Even after it’s clear that the Americans believe McGill isn’t a traitor, it really makes no difference. To clear McGill would mean endangering LaFabre. So like the quintessential stoic cold warrior, McGill sucks it up and carries on.
The LaFabre incident leaves McGill without a country, without money and without much of a future. He works as a private investigator and even as a bounty hunter for money: a much-disdained, disgraced hired gun.
McGill cuts a fairly tragic figure. Perpetually in danger, he can’t sustain a relationship without also endangering his partners. So although he tries to reconnect with women he’s loved in the past, he always ends up alone. He’s cynical and brooding, yet you can sense an underlying heroism and nobility, which comes through when he endangers himself to save the life or family relationship of someone else.

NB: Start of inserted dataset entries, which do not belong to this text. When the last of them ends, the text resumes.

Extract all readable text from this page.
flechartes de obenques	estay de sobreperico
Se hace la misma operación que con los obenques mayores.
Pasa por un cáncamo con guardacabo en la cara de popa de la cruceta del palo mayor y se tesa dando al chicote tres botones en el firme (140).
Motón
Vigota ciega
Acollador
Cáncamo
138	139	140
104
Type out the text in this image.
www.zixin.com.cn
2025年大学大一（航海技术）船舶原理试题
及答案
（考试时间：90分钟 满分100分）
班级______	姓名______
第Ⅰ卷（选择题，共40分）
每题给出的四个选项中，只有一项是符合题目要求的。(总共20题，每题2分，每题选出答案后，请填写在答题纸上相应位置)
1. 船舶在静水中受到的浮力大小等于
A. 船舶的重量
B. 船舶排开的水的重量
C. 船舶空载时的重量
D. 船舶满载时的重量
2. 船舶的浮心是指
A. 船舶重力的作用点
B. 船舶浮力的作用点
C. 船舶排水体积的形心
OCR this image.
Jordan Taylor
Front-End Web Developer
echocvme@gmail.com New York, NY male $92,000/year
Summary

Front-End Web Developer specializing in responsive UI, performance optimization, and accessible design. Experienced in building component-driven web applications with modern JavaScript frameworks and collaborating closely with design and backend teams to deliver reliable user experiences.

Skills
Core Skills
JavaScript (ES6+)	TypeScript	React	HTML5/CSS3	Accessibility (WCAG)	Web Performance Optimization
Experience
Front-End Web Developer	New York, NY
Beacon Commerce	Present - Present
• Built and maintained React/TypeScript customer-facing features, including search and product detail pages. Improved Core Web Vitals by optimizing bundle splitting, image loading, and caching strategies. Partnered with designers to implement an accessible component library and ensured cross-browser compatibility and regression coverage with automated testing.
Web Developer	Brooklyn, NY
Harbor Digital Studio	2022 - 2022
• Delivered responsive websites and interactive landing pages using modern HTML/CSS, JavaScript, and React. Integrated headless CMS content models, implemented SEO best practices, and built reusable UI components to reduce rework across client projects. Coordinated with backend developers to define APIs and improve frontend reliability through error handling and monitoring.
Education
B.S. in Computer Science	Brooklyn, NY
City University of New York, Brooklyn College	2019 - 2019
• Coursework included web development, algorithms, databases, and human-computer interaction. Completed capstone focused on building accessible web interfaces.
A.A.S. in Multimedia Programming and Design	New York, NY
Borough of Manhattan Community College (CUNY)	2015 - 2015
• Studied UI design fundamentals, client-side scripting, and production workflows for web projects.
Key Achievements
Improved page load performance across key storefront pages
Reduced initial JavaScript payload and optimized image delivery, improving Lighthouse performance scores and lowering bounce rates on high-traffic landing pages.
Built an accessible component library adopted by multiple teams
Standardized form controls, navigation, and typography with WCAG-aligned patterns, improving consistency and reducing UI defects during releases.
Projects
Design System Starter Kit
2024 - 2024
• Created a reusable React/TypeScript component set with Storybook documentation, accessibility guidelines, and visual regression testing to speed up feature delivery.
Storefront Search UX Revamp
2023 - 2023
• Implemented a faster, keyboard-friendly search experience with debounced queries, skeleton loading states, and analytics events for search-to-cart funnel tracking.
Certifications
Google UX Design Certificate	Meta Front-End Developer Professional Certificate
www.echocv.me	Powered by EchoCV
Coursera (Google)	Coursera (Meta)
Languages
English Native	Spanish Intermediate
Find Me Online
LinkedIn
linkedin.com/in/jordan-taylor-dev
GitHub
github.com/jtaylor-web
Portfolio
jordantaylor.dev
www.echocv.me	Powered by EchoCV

The prematurely gray American actor Richard Bradford (who was only in his 30s when the show aired) is great as McGill, bringing the right amount of bravado and gravitas to the man without a country, living out of a tattered brown leather suitcase. His McGill often gets beat up, left unconscious and bleeding on the pavement. Bradford insisted on this sort of realism: his character is not involved in pretty game of martinis and easy women (well maybe the easy women part). The work is dangerous and people get hurt. And McGill gets hurt in nearly every episode, hiring himself out to do both private investigative work—and some intelligence work on behalf of the Americans and U.K.